During 1974 and 1975, Böhm appeared prominently in four consecutive films from prolific New German Cinema director Rainer Werner Fassbinder: Martha, Effi Briest, Faustrecht der Freiheit (Fox and His Friends), and Mutter Küsters' Fahrt zum Himmel (Mother Küsters' Trip to Heaven).

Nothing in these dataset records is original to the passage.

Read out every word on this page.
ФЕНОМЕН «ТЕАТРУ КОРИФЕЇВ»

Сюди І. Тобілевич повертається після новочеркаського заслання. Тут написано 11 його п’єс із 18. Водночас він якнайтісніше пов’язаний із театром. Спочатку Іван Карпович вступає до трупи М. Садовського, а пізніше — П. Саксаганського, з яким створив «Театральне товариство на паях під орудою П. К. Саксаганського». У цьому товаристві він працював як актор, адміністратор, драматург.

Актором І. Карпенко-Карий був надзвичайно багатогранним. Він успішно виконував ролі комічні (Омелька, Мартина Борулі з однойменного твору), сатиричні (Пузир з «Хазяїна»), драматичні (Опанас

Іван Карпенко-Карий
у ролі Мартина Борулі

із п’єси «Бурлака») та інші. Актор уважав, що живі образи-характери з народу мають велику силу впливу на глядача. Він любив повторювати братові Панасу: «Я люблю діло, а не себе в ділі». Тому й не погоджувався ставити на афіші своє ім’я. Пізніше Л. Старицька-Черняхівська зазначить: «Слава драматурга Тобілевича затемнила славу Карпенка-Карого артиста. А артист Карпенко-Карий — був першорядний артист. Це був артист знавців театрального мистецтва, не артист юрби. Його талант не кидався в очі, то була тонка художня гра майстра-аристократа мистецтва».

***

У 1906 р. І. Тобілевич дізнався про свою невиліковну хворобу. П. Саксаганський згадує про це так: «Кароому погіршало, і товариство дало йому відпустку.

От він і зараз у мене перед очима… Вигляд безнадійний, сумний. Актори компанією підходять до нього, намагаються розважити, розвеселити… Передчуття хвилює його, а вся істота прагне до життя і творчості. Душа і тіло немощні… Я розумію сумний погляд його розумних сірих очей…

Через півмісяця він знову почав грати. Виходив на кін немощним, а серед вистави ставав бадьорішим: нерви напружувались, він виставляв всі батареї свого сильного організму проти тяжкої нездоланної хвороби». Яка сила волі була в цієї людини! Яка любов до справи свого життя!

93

Böhm's voice acting work included narrating his father's 1975 recording of Peter and the Wolf by Sergei Prokofiev and in 2009 providing the German voice for Charles Muntz, villain in Pixar's tenth animated feature Up.

==Charitable work==
On the ZDF show Wetten, dass..? in 1981 Böhm raised 1.2 million Deutsche Mark for people in Africa. He bet that "not every third viewer would donate one Mark, one Swiss franc or seven Austrian schillings for needy people in the Sahel zone". In November 1981, Böhm founded Menschen für Menschen (Humans for Humans) and involved in charitable work in Ethiopia. He largely retired from acting in the 1980s for his project. Until today, Menschen für Menschen built over 400 schools, 2000 fountains and over 5 million people benefit from their work.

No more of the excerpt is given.